Walk into any supermarket across Australia and it’s hard to believe people can go hungry today.
Imagine, though, each item on each shelf in each aisle, including the frozen sections, represents each person in the world who struggles to find even one meal a day. It still wouldn’t add up to the disproportionate number of global neighbours for whom hunger is a daily challenge.
Despite recent progress in combating global hunger, a perfect storm of circumstances now threatens humans’ most essential survival tool: food. Between COVID-19’s impact, military conflicts, environmental disasters and subsequent rising costs, the world is facing what the United Nations’ World Food Program calls ‘catastrophic hunger’ for hundreds of millions of people, a food crisis ‘beyond anything we’ve seen since World War II.’

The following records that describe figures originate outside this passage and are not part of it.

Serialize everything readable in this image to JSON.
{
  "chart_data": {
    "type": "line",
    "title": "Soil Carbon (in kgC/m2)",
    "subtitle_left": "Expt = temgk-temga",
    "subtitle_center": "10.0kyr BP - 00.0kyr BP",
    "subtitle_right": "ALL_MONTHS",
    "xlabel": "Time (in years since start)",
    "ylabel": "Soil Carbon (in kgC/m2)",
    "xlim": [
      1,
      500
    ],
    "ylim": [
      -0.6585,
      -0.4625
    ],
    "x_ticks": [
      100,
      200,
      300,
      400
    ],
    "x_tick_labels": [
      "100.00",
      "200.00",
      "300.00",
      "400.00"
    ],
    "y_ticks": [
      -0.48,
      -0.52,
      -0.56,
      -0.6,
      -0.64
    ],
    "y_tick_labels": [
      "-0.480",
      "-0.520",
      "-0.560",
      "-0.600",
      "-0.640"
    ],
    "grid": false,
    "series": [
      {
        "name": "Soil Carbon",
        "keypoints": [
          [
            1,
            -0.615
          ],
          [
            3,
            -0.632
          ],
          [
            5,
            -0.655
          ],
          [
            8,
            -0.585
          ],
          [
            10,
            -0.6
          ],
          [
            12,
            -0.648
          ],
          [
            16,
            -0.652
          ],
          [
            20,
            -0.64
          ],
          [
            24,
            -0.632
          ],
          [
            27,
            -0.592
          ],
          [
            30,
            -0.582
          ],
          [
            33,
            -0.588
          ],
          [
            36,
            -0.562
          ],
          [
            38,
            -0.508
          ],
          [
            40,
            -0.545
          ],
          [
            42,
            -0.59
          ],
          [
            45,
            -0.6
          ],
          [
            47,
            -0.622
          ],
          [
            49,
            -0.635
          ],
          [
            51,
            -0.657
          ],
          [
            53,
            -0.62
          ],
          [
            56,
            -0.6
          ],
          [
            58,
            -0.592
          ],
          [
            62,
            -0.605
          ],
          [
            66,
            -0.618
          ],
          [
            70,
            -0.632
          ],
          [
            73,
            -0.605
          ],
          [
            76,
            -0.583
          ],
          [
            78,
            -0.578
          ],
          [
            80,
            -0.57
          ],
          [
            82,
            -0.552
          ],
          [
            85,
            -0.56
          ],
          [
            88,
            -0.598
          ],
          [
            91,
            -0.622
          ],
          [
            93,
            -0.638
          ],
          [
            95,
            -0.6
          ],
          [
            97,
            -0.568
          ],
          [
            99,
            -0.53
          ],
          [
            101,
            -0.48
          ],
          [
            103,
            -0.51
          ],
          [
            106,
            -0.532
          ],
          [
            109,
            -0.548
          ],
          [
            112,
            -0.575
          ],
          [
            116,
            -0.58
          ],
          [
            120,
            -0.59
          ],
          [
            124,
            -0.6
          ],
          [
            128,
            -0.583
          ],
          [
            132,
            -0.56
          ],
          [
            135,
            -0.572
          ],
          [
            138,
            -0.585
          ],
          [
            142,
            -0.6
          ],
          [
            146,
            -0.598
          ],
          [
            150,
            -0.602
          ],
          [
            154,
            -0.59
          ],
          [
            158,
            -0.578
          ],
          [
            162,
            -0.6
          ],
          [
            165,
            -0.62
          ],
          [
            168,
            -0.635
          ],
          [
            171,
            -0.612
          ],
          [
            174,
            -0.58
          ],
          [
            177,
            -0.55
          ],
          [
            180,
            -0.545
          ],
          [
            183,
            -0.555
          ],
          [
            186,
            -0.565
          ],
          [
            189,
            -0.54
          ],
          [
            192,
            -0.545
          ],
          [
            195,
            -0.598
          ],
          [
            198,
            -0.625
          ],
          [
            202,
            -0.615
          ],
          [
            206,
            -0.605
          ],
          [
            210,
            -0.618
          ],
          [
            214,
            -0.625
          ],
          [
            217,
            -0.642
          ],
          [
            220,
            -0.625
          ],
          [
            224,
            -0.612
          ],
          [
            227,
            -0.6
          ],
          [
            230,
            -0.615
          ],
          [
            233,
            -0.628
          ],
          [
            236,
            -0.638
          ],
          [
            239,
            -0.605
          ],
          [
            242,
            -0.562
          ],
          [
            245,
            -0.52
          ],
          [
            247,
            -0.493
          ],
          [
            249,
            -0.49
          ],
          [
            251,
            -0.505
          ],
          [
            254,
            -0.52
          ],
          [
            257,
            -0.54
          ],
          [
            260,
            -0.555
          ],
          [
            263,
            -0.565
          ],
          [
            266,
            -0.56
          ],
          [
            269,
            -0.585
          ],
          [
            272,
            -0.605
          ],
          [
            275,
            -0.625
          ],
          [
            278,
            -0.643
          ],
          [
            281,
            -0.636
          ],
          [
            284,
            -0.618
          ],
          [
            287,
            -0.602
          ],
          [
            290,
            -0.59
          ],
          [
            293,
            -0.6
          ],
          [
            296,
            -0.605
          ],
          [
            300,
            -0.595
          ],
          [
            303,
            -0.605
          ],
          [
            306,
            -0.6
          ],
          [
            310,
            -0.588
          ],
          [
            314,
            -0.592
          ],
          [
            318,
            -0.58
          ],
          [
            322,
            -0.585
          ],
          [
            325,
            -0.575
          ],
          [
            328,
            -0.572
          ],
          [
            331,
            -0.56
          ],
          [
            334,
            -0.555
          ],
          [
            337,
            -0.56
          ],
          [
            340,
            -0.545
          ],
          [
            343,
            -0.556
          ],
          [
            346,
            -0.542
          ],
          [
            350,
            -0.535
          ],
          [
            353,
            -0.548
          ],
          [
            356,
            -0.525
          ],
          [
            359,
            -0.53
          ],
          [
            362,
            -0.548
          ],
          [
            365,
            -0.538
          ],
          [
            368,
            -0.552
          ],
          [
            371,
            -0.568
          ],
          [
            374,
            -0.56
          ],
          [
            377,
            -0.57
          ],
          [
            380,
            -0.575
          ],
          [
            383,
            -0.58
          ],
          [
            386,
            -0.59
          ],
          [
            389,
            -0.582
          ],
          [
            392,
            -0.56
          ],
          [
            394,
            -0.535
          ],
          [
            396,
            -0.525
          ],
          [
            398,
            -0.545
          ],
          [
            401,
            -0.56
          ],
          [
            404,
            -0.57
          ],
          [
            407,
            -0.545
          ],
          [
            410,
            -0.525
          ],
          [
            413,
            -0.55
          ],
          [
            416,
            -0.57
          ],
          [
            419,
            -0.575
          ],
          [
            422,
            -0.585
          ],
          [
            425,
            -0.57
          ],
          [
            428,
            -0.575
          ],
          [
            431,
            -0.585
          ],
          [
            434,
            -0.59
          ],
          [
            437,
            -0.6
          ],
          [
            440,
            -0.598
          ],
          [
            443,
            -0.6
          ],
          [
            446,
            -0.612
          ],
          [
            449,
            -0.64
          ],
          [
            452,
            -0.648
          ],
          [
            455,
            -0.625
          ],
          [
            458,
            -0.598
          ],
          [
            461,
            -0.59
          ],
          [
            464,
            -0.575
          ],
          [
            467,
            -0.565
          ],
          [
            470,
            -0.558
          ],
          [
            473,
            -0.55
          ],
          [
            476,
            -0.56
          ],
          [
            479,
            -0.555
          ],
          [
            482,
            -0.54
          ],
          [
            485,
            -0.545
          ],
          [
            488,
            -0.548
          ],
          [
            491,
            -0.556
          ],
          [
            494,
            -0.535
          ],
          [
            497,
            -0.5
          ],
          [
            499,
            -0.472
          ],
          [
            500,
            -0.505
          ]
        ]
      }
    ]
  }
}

During the pandemic of the past two years, for instance, hunger rose between 720 million and 811 million around the globe. Even before COVID, the world faced a malnutrition crisis, meaning that even if people were eating enough food, they weren’t eating enough nutritious foods to keep illness at bay.
A lack of nourishing foods contributes to nearly half of all preventable deaths among children under five, with 200 million children worldwide under five malnourished. In fact, every 11 seconds—about the time it takes to grab a jar of pasta sauce from the supermarket shelf—a child dies from malnutrition.
Global hunger means children in already vulnerable communities are behind in school, babies lack the nourishment they need to develop properly, and parents are limited in opportunities for work, income, or well-being. It’s what we call food insecurity. It’s not just skipping a meal every now and then; it’s a whole life setback.
The war in Ukraine is having a ripple effect on the global food market, affecting farmers as far away as Somalia and Kenya, and experts say it could cause an additional 7.6 million to 13.1 million people to go hungry.
Now, staple foods such as wheat are becoming increasingly scarce and expensive as trade routes from Ukraine and Russia are disrupted. Many countries import 60-80 percent of their wheat from Ukraine. With these imports disrupted, the price of bread and other staple foods is rapidly rising, affecting the most economically vulnerable families most of all.
As a tenth of the global population now face hunger, it’s estimated around 660 million may still face hunger in 2030 partly due to the lasting effects of the COVID-19 pandemic on global food security. Soon, ‘we’ll be taking food from the hungry to give to the starving,’ according to the WFP’s executive director.
That’s why Baptist World Aid’s 2022 Matching Grant’s emphasis on combatting hunger is so crucial. It helps our Christian Partners provide meals, seeds, training and opportunities to grow food for families across 18 countries. Because in a world of plenty, God’s desire is that no one should be hungry.